Keeping tropical reptiles and amphibians during the summer months is a fairly simple ordeal, especially here in Calgary. Temperatures tend to be more stable both inside and outside our dwellings, and the moisture content in the air is higher. When the cooler temperatures arrive, those moisture levels drop, and we experience more swings (temperature and humidity) within our homes as heating turns on and off throughout the day. This means we may need to change things up a bit with our care regimes for our cold-blooded friends to keep their environment consistent.
That 13-watt UVB bulb may have offered enough passive heating during the warm months for your geckos, but where you keep your room temperature during the cold season will affect the temperatures of your tank and what that bulb can really bring the temperature up to. The first thing to be sure of is that you’re getting an accurate read on the temperature of the tank. To accurately get a read on temperatures, we recommend using a digital thermometer for ambient air temperature; if you keep species that enjoy basking, an infra-red temperature gun is awesome for keeping an eye on basking-surface temperatures. Once you know what your temperature is sitting at, you can make any changes you need, whether that’s adding a low wattage heat bulb or an under-tank heat mat to help boost ambient air temperatures (this can also help raise humidity through evaporation). Once you have your setup re-configured and ready to go, we also recommend using a thermostat. A thermostat allows you to hook up your heating equipment to a controller that monitors temperatures and will turn things off and on when needed to keep the environment stable and where you have the temperature set. A thermostat will also allow you to keep any of your new heating equipment on the tank year-round, as it will maintain what you have set so you don’t need to change things up during seasonal shifts.
If you mist your tank manually, you’ll find that the amount and frequency you mist daily tends to fluctuate even more once snow hits the ground. The easiest way to reduce frequency is to cover half of the cage top; keep in mind this also reduces ventilation. A couple ways to cover the tank are with saran wrap or other materials to help reduce the escape of humidity. Tin foil can trap humidity and also deflect some heat back into the tank. When using this method, it is important to have a good digital hygrometer as the reduced airflow can create humidity spikes and mold issues. The best way to keep humidity consistent is by using a hygrostat and automatic misting or humidifying systems. This will ensure you don’t have to mist the tank multiple times a day, and again will allow you to keep any humidifying additions on the tank through the warm months and still receive consistency in your ranges.
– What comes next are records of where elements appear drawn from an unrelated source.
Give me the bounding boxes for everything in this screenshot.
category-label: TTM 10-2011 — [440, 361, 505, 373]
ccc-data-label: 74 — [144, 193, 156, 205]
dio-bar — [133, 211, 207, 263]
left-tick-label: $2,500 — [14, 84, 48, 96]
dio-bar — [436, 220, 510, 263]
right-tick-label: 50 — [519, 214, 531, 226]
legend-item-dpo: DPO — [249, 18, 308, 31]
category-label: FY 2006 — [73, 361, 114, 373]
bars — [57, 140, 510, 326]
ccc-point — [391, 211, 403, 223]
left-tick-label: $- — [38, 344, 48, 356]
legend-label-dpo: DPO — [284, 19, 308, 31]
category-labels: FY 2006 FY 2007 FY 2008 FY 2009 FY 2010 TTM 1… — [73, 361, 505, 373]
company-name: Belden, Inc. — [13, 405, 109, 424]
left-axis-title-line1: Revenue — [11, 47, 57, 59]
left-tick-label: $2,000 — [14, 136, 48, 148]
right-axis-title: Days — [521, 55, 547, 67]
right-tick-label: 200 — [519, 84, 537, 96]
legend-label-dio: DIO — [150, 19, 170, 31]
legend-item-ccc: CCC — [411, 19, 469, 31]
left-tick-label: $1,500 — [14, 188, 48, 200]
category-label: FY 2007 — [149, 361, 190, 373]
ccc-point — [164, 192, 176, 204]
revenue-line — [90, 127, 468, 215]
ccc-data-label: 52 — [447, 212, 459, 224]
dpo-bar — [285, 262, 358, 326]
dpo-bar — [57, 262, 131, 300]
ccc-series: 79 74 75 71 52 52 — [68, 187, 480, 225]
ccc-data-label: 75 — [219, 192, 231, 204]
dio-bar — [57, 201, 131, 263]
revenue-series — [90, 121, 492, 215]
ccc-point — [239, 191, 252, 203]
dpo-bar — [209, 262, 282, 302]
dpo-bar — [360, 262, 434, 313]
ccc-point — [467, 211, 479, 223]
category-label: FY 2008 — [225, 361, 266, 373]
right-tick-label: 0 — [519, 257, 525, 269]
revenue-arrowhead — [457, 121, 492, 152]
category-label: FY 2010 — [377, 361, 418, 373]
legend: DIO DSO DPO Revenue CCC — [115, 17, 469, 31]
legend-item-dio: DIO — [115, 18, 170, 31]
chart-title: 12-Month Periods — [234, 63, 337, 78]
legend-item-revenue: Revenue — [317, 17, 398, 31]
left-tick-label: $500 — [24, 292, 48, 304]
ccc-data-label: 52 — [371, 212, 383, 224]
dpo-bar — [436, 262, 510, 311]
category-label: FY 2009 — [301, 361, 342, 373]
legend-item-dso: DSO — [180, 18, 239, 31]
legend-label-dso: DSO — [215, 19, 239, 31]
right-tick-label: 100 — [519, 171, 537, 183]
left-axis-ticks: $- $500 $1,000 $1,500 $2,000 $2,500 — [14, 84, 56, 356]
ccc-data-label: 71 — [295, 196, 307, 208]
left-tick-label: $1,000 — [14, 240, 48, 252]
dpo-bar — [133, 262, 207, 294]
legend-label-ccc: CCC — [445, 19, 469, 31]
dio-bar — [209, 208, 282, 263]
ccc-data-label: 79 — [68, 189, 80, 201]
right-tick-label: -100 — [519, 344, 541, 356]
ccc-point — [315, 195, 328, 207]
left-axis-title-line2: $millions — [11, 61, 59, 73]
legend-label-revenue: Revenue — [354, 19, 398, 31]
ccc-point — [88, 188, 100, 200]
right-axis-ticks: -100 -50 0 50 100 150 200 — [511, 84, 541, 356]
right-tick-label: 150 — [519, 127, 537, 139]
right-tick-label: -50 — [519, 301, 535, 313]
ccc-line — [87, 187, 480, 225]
If you want to keep your tech to a minimum, you could go with a system like the Zoo Med environmental control system that can monitor both temperature and humidity for you and activate those devices when needed. If you have a lot of desert species and find it easier to raise the whole temperature of your house or a room but have a few tropical species who may not take the extra heat well, than a cooling unit may be just what you need.
All in all, it’s important that we keep our reptiles’ and amphibians’ homes consistent. Since they are cold-blooded and have sensitive respiratory systems, large shifts in temperature and humidity can cause large amounts of stress. This stress can lead to drastic changes in appetite, health issues or illness, and can even be fatal. So be sure to monitor your tanks as we shift into new seasons, and change things accordingly to ensure the happiest and healthiest pets possible!